主程序包括执行环境的定义，Source/Sink的注册以及统计查SQL的执行，具体如下：

def main(args: Array[String]): Unit = {
    // Streaming 环境
    val env = StreamExecutionEnvironment.getExecutionEnvironment
    val tEnv = TableEnvironment.getTableEnvironment(env)

    // 设置EventTime
    env.setStreamTimeCharacteristic(TimeCharacteristic.EventTime)

    //方便我们查出输出数据
    env.setParallelism(1)

    val sourceTableName = "mySource"
    // 创建自定义source数据结构
    val tableSource = new MyTableSource

    val sinkTableName = "csvSink"
    // 创建CSV sink 数据结构
    val tableSink = getCsvTableSink

    // 注册source
    tEnv.registerTableSource(sourceTableName, tableSource)
    // 注册sink
    tEnv.registerTableSink(sinkTableName, tableSink)

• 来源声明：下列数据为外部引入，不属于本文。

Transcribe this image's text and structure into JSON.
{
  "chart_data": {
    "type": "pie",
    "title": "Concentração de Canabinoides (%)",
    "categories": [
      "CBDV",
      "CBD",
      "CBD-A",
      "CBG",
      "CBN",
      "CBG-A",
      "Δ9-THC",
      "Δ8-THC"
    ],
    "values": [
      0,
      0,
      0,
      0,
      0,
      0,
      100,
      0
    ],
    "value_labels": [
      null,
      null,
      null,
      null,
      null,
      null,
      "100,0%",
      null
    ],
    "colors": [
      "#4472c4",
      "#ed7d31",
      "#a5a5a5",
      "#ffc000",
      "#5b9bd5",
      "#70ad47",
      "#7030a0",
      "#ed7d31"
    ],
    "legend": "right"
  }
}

    val result = tEnv.scan(sourceTableName)
      .window(Tumble over 2.minute on 'accessTime as 'w)
      .groupBy('w, 'region)
      .select('region, 'w.start, 'w.end, 'region.count as 'pv)

    result.insertInto(sinkTableName)
    env.execute()
  }

执行并查看运行结果

执行主程序后我们会在控制台得到Sink的文件路径，通过Cat 方式查看计算结果，如下：
ShangHai,2017-11-11 02:00:00.0,2017-11-11 02:02:00.0,1
BeiJing,2017-11-11 02:00:00.0,2017-11-11 02:02:00.0,1
BeiJing,2017-11-11 02:10:00.0,2017-11-11 02:12:00.0,2
ShangHai,2017-11-11 04:10:00.0,2017-11-11 04:12:00.0,1
上面这个端到端的完整示例也可以应用到其他算子示例中，只是需要根据Source和Sink的Schema不同来进行相应的构建。